小学生の頃、100円玉を握りしめて駄菓子屋へ通いました。「ガチャガチャ」を回して、カプセルに入ったスーパーカー消しゴムを集めるのが楽しみでした。一番好きだったのは「カウンタックLP400」。ドアが縦方向に開く近未来的なデザインは、ガキの頃の私には十分な破壊力でした。

地元にスーパーカーがやってくるという話を聞きつけ、見に行きたかったけれど、行けなかった。「いつか本物に乗りたいな」「でも、難しいだろうな」という思いは、心の中にずっとくすぶっていました。専門学校を卒業してすぐ国産車のディーラーに勤めたのも、車好きが高じてのことです。

新規事業を探し求めて試行錯誤した

長男ですから、家業を継ぐのかなという思いはあっても、大人になればなるほど事業の将来に夢を抱けなくなってもいたんです。当時は主に物流で使う木製のパレットを作っていましたが、1社との取引が全体の99%を占める状態で、相手が「安くしてくれ」と言えば、値段を下げざるを得ない状況でした。

先代社長のおやじは根っからの職人肌で、いわゆる「守り」は得意でも、「攻める」ことには腰が引けていた。

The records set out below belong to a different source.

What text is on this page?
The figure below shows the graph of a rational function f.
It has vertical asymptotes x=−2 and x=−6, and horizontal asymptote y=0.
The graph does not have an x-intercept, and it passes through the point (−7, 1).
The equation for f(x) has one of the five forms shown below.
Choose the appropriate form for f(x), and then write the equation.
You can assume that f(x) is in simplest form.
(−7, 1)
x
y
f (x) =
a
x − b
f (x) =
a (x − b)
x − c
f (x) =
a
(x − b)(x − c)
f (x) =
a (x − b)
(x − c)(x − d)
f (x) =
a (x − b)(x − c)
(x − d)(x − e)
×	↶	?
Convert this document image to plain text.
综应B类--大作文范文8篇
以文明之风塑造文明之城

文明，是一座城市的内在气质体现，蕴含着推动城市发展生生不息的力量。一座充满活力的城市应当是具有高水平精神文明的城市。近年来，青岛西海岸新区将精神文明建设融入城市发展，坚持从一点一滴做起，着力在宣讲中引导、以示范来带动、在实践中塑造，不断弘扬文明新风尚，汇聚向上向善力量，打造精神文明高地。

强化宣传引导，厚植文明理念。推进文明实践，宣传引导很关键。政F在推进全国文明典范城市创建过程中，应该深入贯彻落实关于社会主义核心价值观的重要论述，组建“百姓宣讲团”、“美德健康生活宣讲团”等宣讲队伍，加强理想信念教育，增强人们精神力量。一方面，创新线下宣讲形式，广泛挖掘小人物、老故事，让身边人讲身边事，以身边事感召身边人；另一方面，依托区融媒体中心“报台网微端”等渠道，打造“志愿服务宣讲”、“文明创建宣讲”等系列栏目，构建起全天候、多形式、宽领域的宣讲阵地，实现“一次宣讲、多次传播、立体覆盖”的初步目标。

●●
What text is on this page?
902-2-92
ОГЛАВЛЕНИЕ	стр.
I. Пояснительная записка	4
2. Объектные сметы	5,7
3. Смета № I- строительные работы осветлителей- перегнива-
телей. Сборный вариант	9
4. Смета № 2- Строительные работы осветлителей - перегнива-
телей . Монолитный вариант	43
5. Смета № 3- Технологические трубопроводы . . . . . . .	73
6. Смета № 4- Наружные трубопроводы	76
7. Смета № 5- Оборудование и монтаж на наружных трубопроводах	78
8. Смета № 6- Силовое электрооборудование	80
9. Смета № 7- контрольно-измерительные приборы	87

私は反対に「攻める」ことしか考えない性格ですから、おやじとは反りが合いませんでした。

それでいったんはディーラーに勤めましたが、創業者である祖父が他界したのをきっかけに22歳で実家へ戻り、家業を手伝うことに。間もなく、売り上げがガタ落ちする出来事があり、「このまま1社だけに依存していたら将来はない」と危機感を覚えました。

新規事業を開拓するにあたり、最初は木炭に着目しました。パレットをつくるのに木材を扱っていましたから、製材で出る木片を原料に木炭をつくれば、水質改善や土壌改良など環境資材としても使えると思ったのです。ところが原材料は入手できても、いい売り先が見つからない。ならば社名にもある「梱包」の世界で何か新しい挑戦はできないかと発想を切り替え、探したあげくたどり着いたのが、「トライウォール」という強化段ボールでした。

工場を見学し、その場で直談判した

トライウォールは1952年、米国で開発されました。3層構造から成る、非常に強度のある強化段ボールで、日本では74年から各地の代理店が製造販売を請け負っています。